Dieser Artikel gehört der Kategorie Kwami an. Er spiegelt damit allein die Meinung des Autors und nicht zwingend die des ubuntuusers.de-Teams wider.

Mark Shuttleworth hat am vergangenen Freitag in seinem Blog 🇬🇧 bekannt gegeben, dass auch Ubuntu in Zukunft auf systemd statt Upstart setzen wird. Diese Entscheidung hat große Auswirkungen auf die Distribution. Siehe hierzu auch den Ikhaya-Artikel.

Motivation

Der Grund für diesen Sinneswandel dürfte auf die Entscheidung des Debian-CTTE von letzter Woche zurückzuführen sein. Dieses Komitee hat sich dazu entschieden, für die nächste Debian-Version „Jessie“ systemd als Standard-Init-System zu verwenden.

Zwar steht eine GR („General Resolution“) unter den rund tausend Debian-Entwicklern noch aus, dennoch ist auch hier zu erwarten, dass sich systemd als Init-System durchsetzen wird, da dieses auch in den aktuellen popcon-Daten 🇬🇧 gegenüber den vorhandenen Alternativen favorisiert wird.

Durch die, wenn auch vorübergehende, Entscheidung seitens Debian für systemd wären so alle großen Distributionen (RHEL, SLES, Debian, ...) mit Ausnahme von Ubuntu auf einem einheitlichen Init-System. Um eine weitere Isolation von Ubuntu zu verhindern, wird nun also eine sinnvolle Wende auf einen gemeinsamen Standard vollzogen.

Die Konsequenzen

Das Resultat dieser Entscheidung ist vor allem, dass eine zukünftige Weiterentwicklung des eigenen Init-Systems Upstart 🇬🇧 eher unwahrscheinlich ist, denn ohne Canonical als treibende Kraft dürften auch andere Nutzer von Upstart wie z.B. ChromeOS bald auf Alternativen umschwenken.

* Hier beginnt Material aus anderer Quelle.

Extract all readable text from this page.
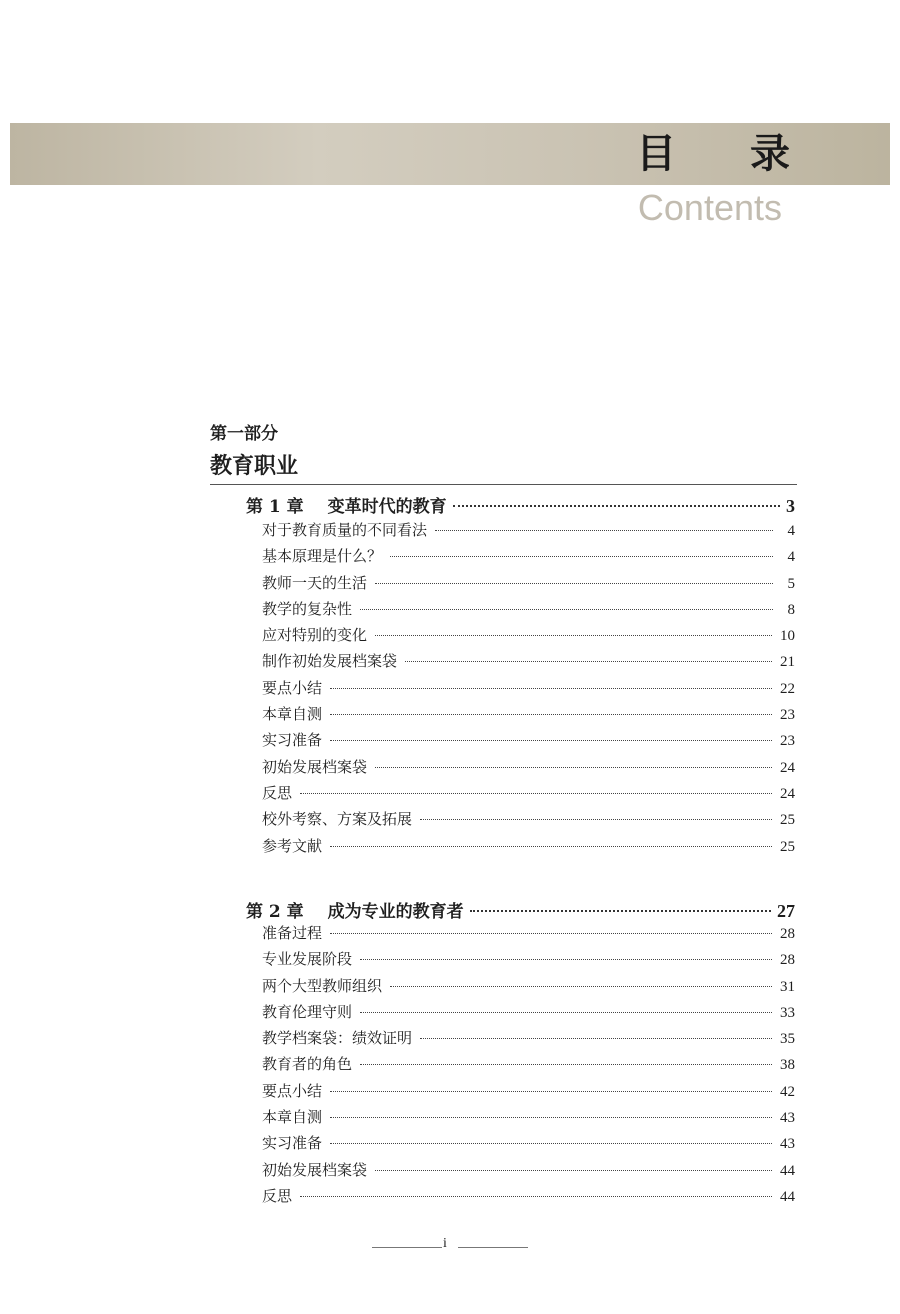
目 录
Contents
第一部分
教育职业
第 1 章 变革时代的教育	3
对于教育质量的不同看法	4
基本原理是什么？	4
教师一天的生活	5
教学的复杂性	8
应对特别的变化	10
制作初始发展档案袋	21
要点小结	22
本章自测	23
实习准备	23
初始发展档案袋	24
反思	24
校外考察、方案及拓展	25
参考文献	25
第 2 章 成为专业的教育者	27
准备过程	28
专业发展阶段	28
两个大型教师组织	31
教育伦理守则	33
教学档案袋：绩效证明	35
教育者的角色	38
要点小结	42
本章自测	43
实习准备	43
初始发展档案袋	44
反思	44
i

Eine weitere Konsequenz ist, dass Ubuntu 14.04 LTS „Trusty Tahr” wohl die letzte LTS-Version von Ubuntu mit Upstart ist. Ich gehe davon aus, dass bereits in Ubuntu 14.10 eine erste Entwicklerversion von systemd enthalten sein wird. Die nächste LTS-Version, also 16.04, wird, wenn keine größeren Komplikationen auftreten, vollständig auf systemd setzen, und somit auf einer Ebene mit den anderen Enterprise-Distributionen SLES und RHEL liegen.

Die Vorteile dieses neuen, einheitlichen Standards sind, dass sich Software leichter zwischen verschiedenen Distributionen portieren lässt, da zukünftig einheitliche Units (das systemd-Pendant zu Upstart-Jobs oder SysVinit-Skripten) ohne größere Probleme distributionsübergreifend genutzt werden können. Auch andere Teile von systemd stehen nun auf den großen Distributionen zu Verfügung, unter anderem die Timer-Units als Alternative zu crond oder auch systemd-journald als Alternative zum vorhandenen syslog.

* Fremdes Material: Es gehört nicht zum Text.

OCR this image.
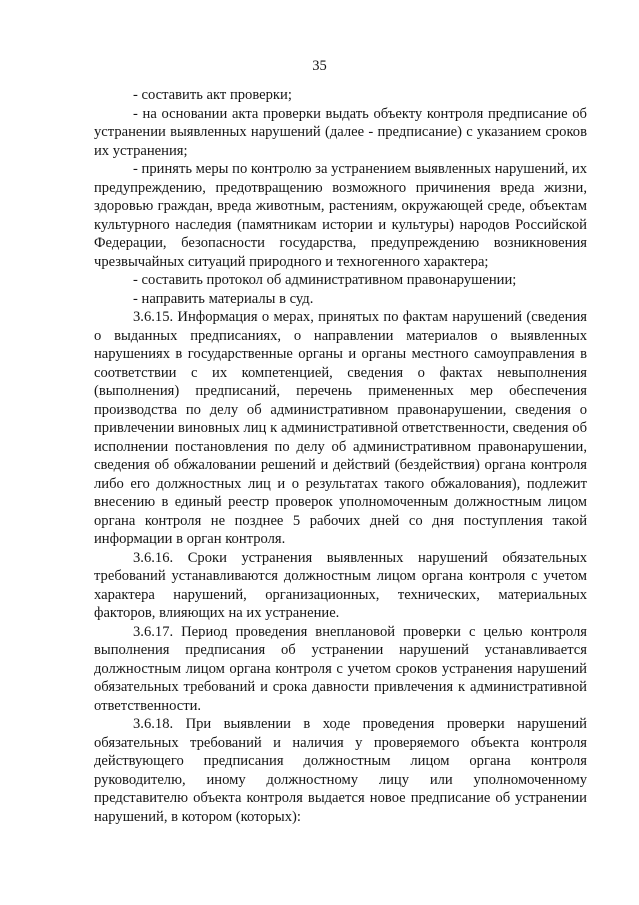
35

- составить акт проверки;

- на основании акта проверки выдать объекту контроля предписание об устранении выявленных нарушений (далее - предписание) с указанием сроков их устранения;

- принять меры по контролю за устранением выявленных нарушений, их предупреждению, предотвращению возможного причинения вреда жизни, здоровью граждан, вреда животным, растениям, окружающей среде, объектам культурного наследия (памятникам истории и культуры) народов Российской Федерации, безопасности государства, предупреждению возникновения чрезвычайных ситуаций природного и техногенного характера;

- составить протокол об административном правонарушении;

- направить материалы в суд.

3.6.15. Информация о мерах, принятых по фактам нарушений (сведения о выданных предписаниях, о направлении материалов о выявленных нарушениях в государственные органы и органы местного самоуправления в соответствии с их компетенцией, сведения о фактах невыполнения (выполнения) предписаний, перечень примененных мер обеспечения производства по делу об административном правонарушении, сведения о привлечении виновных лиц к административной ответственности, сведения об исполнении постановления по делу об административном правонарушении, сведения об обжаловании решений и действий (бездействия) органа контроля либо его должностных лиц и о результатах такого обжалования), подлежит внесению в единый реестр проверок уполномоченным должностным лицом органа контроля не позднее 5 рабочих дней со дня поступления такой информации в орган контроля.

3.6.16. Сроки устранения выявленных нарушений обязательных требований устанавливаются должностным лицом органа контроля с учетом характера нарушений, организационных, технических, материальных факторов, влияющих на их устранение.

3.6.17. Период проведения внеплановой проверки с целью контроля выполнения предписания об устранении нарушений устанавливается должностным лицом органа контроля с учетом сроков устранения нарушений обязательных требований и срока давности привлечения к административной ответственности.

3.6.18. При выявлении в ходе проведения проверки нарушений обязательных требований и наличия у проверяемого объекта контроля действующего предписания должностным лицом органа контроля руководителю, иному должностному лицу или уполномоченному представителю объекта контроля выдается новое предписание об устранении нарушений, в котором (которых):
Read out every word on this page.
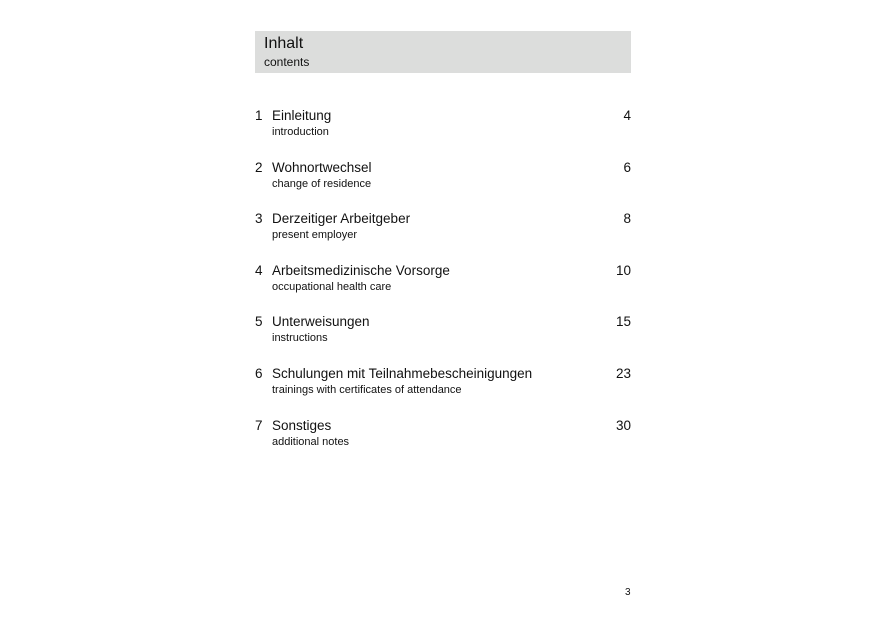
Inhalt
contents
1 Einleitung
introduction
4
2 Wohnortwechsel
change of residence
6
3 Derzeitiger Arbeitgeber
present employer
8
4 Arbeitsmedizinische Vorsorge
occupational health care
10
5 Unterweisungen
instructions
15
6 Schulungen mit Teilnahmebescheinigungen
trainings with certificates of attendance
23
7 Sonstiges
additional notes
30
3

Für Administratoren stehen durch systemd endlich standardmäßig Techniken bereit, um die Ressourcen von Diensten (CPU, RAM, IO) ordentlich zu begrenzen. Durch die Integration von systemd-logind ist es auch möglich, nach dem Logout eines Benutzers alle verbleibenden Programme restlos zu beenden. Weitere Vorteile sind die Möglichkeit, Dienste wie z.B. MySQL in Abhängigkeit für bestimmte Dateisysteme zu setzen, sodass diese Dienste erst starten, wenn auch ihre Dateisysteme verfügbar sind. Apache kann ebenfalls von MySQL und einem NFS-Share abhängig gemacht werden: Fällt ein Service aus, können davon abhängige Dienste automatisch beendet werden.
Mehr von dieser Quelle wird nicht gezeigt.